Le sapu-sapu, de son nom scientifique Hypostomus plecostomus, a été introduit en Asie du Sud-Est il y a plusieurs décennies dans un but utilitaire. Ce poisson d’eau douce, capable d’atteindre plus d’un demi-mètre de long, était initialement employé pour nettoyer les algues dans les aquariums. Relâché dans la nature lorsqu’il devenait trop imposant pour ses bassins d’origine, il a trouvé dans les rivières javanaises un environnement propice à son expansion.

Contrairement à son habitat naturel dans le bassin amazonien où des prédateurs régulent sa population, le sapu-sapu ne rencontre guère d’obstacles à Java. Sa capacité d’adaptation aux eaux fortement dégradées lui confère un avantage décisif sur les poissons indigènes. Gary Bencheghib, militant engagé dans la dépollution des rivières, décrit des cours d’eau d’un noir profond dégageant une odeur pestilentielle où prolifèrent pourtant des milliers de ces spécimens. Il souligne que leur présence massive ne constitue qu’un symptôme et que l’élimination des poissons ne résout pas le problème fondamental de la contamination des eaux.

La pollution des rivières indonésiennes atteint des niveaux critiques. Selon les données du Programme des Nations Unies pour l’environnement, plus de la moitié des cours d’eau du pays sont gravement pollués, et deux de ses principaux réseaux fluviaux comptent parmi les plus contaminés au monde. À l’échelle nationale, à peine 7,4% des eaux usées font l’objet d’une collecte et d’un traitement adéquats. La région du Grand Jakarta, qui abrite 42 millions d’habitants et subit un stress hydrique important, est particulièrement touchée par ce phénomène.

Le sapu-sapu présente une résistance remarquable aux eaux pauvres en oxygène et chargées de polluants. Il creuse des cavités dans les berges pour y déposer ses œufs, fragilisant ainsi les parois et provoquant parfois des effondrements. Face à cette menace, les autorités de Jakarta ont lancé une vaste opération d’élimination mobilisant habitants, agents municipaux, employés du ministère de la Pêche et militaires. En l’espace de deux semaines, près de 5,3 tonnes de ces poissons ont été retirées des rivières du sud de la capitale.

Les opérations de capture consistent à utiliser des filets pour extraire les sapu-sapu, puis à les trier afin de relâcher les espèces indigènes. Les poissons invasifs sont ensuite décapités pour garantir leur mort avant d’être enterrés. Cette méthode suscite des critiques de la part de certains défenseurs des animaux, qui estiment qu’elle constitue un gaspillage. Ils suggèrent que la peau du poisson pourrait servir à la fabrication de cuir et que le reste pourrait être transformé en engrais ou en alimentation animale.

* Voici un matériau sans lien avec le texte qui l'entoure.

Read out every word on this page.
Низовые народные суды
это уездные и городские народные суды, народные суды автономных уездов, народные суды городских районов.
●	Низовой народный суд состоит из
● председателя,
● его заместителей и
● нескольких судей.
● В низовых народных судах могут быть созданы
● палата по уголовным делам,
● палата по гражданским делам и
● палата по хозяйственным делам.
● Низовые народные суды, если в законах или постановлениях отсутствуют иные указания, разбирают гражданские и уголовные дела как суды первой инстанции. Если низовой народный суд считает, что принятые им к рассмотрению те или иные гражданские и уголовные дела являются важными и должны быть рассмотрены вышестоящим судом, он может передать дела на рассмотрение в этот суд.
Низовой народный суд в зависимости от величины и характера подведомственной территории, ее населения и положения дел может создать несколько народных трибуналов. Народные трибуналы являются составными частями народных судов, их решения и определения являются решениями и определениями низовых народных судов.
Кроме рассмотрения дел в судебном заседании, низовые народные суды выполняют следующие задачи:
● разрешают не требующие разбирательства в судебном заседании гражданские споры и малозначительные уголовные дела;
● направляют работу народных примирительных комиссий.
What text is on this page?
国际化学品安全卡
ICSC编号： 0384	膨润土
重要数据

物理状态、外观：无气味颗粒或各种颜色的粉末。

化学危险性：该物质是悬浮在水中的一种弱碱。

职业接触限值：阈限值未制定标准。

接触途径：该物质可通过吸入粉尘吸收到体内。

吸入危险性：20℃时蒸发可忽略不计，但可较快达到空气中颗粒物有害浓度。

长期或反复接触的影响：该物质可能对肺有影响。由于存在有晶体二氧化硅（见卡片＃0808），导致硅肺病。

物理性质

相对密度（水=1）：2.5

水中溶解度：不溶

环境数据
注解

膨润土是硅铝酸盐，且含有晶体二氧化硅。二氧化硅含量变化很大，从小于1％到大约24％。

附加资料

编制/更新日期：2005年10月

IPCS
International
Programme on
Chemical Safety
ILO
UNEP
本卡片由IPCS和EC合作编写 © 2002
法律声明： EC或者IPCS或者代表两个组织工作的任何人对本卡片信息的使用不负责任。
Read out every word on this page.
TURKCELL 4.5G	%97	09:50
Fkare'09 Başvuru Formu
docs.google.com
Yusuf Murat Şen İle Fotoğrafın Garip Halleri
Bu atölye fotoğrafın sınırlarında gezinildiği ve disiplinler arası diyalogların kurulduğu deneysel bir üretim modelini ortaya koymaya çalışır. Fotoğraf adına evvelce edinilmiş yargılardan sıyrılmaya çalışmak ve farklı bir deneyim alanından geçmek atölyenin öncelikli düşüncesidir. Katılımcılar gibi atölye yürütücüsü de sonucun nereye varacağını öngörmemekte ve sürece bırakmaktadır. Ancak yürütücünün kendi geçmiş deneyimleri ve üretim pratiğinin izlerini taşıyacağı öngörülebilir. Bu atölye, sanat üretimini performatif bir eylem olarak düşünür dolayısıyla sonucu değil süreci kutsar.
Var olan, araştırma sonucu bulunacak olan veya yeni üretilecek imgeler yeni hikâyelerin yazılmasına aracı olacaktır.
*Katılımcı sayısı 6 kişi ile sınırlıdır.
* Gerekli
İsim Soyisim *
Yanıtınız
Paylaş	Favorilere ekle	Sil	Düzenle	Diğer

Cependant, d’autres voix s’élèvent pour mettre en garde contre une telle valorisation. Les analyses effectuées sur les sapu-sapu révèlent en effet des concentrations de plomb, de mercure et de bactéries E. coli dépassant les seuils de sécurité. Leur consommation humaine est donc déconseillée. Malgré ces risques, certains habitants continuent d’intégrer ce poisson à leur alimentation sous forme de boulettes ou de beignets. Les autorités locales appellent à la prudence et recommandent aux consommateurs de vérifier l’origine des produits à base de poisson vendus à bas prix.